Freedom to trade in Greece is generally respected. As an EU member state, Greece implements the common EU trade policy, with overall low trade tariffs. The Most Favoured Nation tariff rate on manufactured goods stands at 5.1%, while many agriculture products, such as sugar and dairy, face substantially higher tariffs. On the other hand, non-tariff obstacles to trade remain present mostly due to the complicated process of product standardization. Customs service is not well organized, with expensive or slow procedures and widespread corruption practices, which further hinders trade. High freight costs are partially attributed to the deteriorating public transport infrastructure, since there is a lack of resources for its maintenance and resolving of the transportation
bottlenecks. The railroad infrastructure is of particularly low quality, while roads and ports are in a better shape. Some of the latter were privatized. Working permits for non-EU nationals are generally difficult to obtain, although recent legislation somewhat eased the position of non-EU immigrant workers by lowering the number of years necessary to obtain a residence permit.
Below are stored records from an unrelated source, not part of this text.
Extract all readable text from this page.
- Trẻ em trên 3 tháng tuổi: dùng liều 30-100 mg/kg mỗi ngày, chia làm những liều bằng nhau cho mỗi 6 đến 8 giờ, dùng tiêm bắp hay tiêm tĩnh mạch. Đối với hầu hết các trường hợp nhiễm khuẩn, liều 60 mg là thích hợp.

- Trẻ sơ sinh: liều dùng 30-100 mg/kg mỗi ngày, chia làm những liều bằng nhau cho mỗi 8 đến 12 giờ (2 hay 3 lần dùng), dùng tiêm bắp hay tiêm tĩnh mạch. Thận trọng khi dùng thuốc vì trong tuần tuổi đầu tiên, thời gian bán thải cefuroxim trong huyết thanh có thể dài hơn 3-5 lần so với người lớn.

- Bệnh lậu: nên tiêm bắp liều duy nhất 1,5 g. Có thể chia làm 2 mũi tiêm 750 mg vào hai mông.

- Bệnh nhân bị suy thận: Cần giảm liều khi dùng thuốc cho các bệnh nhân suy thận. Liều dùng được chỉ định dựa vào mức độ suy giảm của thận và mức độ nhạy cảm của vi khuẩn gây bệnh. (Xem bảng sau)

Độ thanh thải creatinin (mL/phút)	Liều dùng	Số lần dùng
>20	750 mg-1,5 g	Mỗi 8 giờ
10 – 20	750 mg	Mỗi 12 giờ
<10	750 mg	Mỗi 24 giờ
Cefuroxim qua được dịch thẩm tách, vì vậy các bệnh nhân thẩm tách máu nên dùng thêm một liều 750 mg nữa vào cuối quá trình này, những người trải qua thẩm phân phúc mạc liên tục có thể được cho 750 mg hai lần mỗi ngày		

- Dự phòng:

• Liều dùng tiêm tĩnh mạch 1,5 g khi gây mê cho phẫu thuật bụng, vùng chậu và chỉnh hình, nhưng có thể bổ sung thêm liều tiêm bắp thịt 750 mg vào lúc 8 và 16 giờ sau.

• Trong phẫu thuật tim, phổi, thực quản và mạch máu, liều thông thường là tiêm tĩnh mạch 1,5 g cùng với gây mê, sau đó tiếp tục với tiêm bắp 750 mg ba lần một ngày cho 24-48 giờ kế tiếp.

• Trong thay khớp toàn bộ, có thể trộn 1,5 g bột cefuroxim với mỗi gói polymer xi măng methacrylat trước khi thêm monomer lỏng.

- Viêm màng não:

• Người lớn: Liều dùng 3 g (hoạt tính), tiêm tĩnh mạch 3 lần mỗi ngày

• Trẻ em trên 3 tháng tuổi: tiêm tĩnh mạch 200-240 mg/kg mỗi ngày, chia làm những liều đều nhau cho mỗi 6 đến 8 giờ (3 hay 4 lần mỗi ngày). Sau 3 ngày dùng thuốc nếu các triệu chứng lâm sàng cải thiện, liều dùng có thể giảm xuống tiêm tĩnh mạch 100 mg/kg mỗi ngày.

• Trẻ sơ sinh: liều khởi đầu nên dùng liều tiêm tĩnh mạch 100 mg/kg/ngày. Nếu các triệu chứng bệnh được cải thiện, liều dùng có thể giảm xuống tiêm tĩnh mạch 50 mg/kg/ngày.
There is a ‘’golden visa’’ program, which allows foreign nationals who buy property above a 250 000 euro threshold to obtain a five year residency permit. This program was widened to include buyers of Greek bonds. Although the most restrictive controls on the capital outflow from the country, that were set in 2015 during the negotiation process with the ‘’Troika’’, were waived after the agreement with the European Stability Mechanism (ESM), some of them remain to this day. For example, the daily limit for commercial payment abroad stands at 250 000 euros. Main Greek trade partners are other EU member countries, most notably Italy, Germany and Bulgaria, followed by non-EU countries such as Russia and Turkey.